West Michigan’s economy works in Miller Johnson’s favor in recruiting legal talent

VSRaig Lubben and Robert Wolford become Co-Managing Members on January 1 of the Grand Rapids-based law firm Miller, Johnson, Snell & Cummiskey PLC, succeeding outgoing Managing Member Craig Mutch. Wolford and Lubben will oversee the firm’s management and strategy, serve on the five-member management committee and continue their respective legal practices. Wolford, based in the company’s Grand Rapids office, will lead customer service strategies and market development. From the Kalamazoo office, Lubben manages business functions that include chairing the executive committee and overseeing long-term business and operational interests.

Why share management tasks?

Lubben: As we were anticipating Craig Mutch’s retirement, we appointed a succession committee earlier this year made up of members at various stages in their careers, and the focus of the group was really to look at how we are structured.

This group concluded a couple of things. The first is that it is useful for the Managing Member to be a practicing lawyer, as this helps to provide insight into what lawyers need to be successful in providing service to the client and hopefully this will help us be more efficient in ensuring that they have these Resources. Second, it became apparent that the position of manager member was full-time and above.

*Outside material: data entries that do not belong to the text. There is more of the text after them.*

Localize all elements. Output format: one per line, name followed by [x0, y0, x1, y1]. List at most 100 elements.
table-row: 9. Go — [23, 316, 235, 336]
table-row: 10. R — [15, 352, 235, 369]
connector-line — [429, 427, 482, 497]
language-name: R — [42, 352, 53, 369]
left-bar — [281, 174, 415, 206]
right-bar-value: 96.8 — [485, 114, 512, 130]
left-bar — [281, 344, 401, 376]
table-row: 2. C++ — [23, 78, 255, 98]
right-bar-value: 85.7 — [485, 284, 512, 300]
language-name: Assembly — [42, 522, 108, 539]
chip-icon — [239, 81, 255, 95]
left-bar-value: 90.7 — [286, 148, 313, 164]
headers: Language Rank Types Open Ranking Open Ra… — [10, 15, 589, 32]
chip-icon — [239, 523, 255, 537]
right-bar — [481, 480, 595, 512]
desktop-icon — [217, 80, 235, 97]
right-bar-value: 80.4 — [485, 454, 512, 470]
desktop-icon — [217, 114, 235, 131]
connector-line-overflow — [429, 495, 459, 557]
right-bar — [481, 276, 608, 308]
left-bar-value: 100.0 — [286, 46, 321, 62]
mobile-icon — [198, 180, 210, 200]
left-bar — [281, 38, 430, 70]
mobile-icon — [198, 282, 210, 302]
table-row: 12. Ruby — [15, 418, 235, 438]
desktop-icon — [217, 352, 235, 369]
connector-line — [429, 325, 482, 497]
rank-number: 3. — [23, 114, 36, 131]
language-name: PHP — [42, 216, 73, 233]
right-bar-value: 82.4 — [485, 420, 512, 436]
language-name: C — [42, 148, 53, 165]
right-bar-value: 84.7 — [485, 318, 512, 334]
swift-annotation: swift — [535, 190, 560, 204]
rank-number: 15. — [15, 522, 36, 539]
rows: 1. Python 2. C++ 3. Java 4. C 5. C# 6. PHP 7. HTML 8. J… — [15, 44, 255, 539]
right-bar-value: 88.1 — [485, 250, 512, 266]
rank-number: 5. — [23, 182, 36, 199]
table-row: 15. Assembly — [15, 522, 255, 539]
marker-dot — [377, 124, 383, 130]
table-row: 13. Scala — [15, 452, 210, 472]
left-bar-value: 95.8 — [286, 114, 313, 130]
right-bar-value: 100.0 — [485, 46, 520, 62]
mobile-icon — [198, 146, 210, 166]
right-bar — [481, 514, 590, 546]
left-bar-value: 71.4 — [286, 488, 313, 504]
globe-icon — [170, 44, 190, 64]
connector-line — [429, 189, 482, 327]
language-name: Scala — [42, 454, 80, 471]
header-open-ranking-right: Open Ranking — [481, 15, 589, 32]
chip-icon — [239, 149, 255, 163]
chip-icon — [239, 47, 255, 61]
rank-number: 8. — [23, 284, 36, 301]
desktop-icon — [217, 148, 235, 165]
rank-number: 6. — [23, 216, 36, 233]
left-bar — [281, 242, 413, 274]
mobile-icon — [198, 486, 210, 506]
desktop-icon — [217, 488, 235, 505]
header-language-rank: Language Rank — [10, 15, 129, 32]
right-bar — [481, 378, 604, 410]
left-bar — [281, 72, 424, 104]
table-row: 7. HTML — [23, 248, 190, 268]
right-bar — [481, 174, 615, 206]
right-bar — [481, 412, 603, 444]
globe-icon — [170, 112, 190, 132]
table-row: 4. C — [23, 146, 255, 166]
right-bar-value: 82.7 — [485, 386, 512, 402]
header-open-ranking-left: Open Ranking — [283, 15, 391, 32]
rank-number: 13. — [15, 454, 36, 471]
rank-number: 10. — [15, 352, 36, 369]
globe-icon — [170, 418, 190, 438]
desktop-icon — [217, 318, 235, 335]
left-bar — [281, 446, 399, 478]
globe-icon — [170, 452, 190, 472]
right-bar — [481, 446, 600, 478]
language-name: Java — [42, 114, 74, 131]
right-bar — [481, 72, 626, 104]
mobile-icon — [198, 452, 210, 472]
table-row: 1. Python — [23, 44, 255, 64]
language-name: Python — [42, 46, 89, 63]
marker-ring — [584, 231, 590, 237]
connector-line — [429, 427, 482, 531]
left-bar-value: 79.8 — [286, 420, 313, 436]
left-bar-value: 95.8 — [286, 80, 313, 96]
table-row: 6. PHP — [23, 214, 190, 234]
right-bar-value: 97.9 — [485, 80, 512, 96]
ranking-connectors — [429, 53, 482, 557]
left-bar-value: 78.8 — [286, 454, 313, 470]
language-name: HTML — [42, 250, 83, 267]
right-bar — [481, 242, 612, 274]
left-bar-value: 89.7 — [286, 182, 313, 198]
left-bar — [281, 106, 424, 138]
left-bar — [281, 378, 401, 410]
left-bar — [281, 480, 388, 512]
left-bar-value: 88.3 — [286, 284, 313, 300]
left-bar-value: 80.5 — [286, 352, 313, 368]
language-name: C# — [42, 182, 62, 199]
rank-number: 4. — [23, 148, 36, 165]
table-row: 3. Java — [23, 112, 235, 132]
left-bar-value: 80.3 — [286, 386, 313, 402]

The conclusion of the group is that it would be useful to divide the position and have someone focused on the external market – the needs of the customers and trying to make projections on the evolution of the market and what we have to anticipate – and them to have someone else working internally to make sure we structure ourselves to help meet those needs. Dividing it would allow us to gain the benefits of continuing to practice law while serving in that role, but also to ensure that we maintain a good perspective on client needs.

When talking to corporate clients, what are their top concerns in 2018?

Lubben: It depends a lot on the sectors. You talk to our manufacturing customers, NAFTA and how international trade will unfold over the next 12 months is something they are very concerned about. Health care is something that every business is concerned about. Right now, for our business owner clients, tax reform and its impact and, more importantly, when it will start to have an impact – whether in 2018 or 2019 – are all factors that concern them or very focused on.

How has the West Michigan economy helped the firm recruit new legal talent?

Wolford: It worked to our extreme advantage. Our commercial section has experienced significant growth over the past five years and this is largely due to Miller Johnson becoming a destination law firm for the region’s transactional talent, as well as some of the busiest private equity and family office groups in western Michigan and the Midwest. As we’ve developed that kind of momentum, the level of talent that wants to come here has been really impressive.

Lubben: West Michigan’s economy is doing well, so it’s an attractive area, and frankly, as a business, we’re doing well. The move to the new building (Arena Place on Ottawa Avenue in downtown Grand Rapids in 2016) also created energy. A lot of things came together to make attracting and retaining talent a really good thing for us.

How do you see the increased competition with new players entering the market in 2017?

Wolford: We’ve always had transplant law firms from Detroit or other regional firms that wanted to establish a physical footprint in West Michigan, so that’s not surprising to us. From our perspective, we are very comfortable with our physical footprint and roots in West Michigan and the focus on West Michigan has served us well. As our customer focus has expanded to Chicago, New York and other regions, they appreciate the value perspective of the Midwest. Businesses from other regions moving into this region are sort of facing headwinds in that regard which we feel are strengths for us.

What is your company’s biggest opportunity in 2018?

Wolford: We may not yet know what it is in the sense of what is happening with tax reform. I think there are a number of important opportunities that could arise from this. That said, in terms of areas of continued growth, the area of ​​cybersecurity is something that we will continue to see being at the forefront of the minds of businesses, the minds of investors, and the minds of our customers. . We will continue to take on new challenges there and we have a cybersecurity practice group that has been extremely active in 2017, and we expect that to continue into the new year.

Lubben: Cybersecurity affects such a wide range of customers. We have a lot of healthcare customers and obviously they are concerned about securing information with patients. We represent certain higher education institutions. They are concerned about the security of their students’ information, as well as they have stores on campus and want to keep that information safe. This is a region that has been hot, and it will continue to be hot.

What’s on your mind for 2018?

Wolford: There are a handful of things that are potential concerns and I think a lot of them are manageable. The political environment is certainly a concern from a stability perspective. The economy has performed fantastically here over the last year and a half and make sure our elected officials stay focused on that and encourage business (that’s important), and not just at the national level.

At the state level, we’re going to have a governor’s race next year and we’ve got roads that need to be funded, and we’ve got an education system that needs to be depoliticized and properly funded so that we have workers to fill the jobs that we are going to create.

From a manufacturing perspective, we’re in year eight of a five-year automotive cycle. Will people continue to buy cars? While West Michigan’s economy has certainly diversified, its core remains manufacturing, in automotive and furniture manufacturing. If there was any significant correction or decline in this industry, it would be a challenge for the region.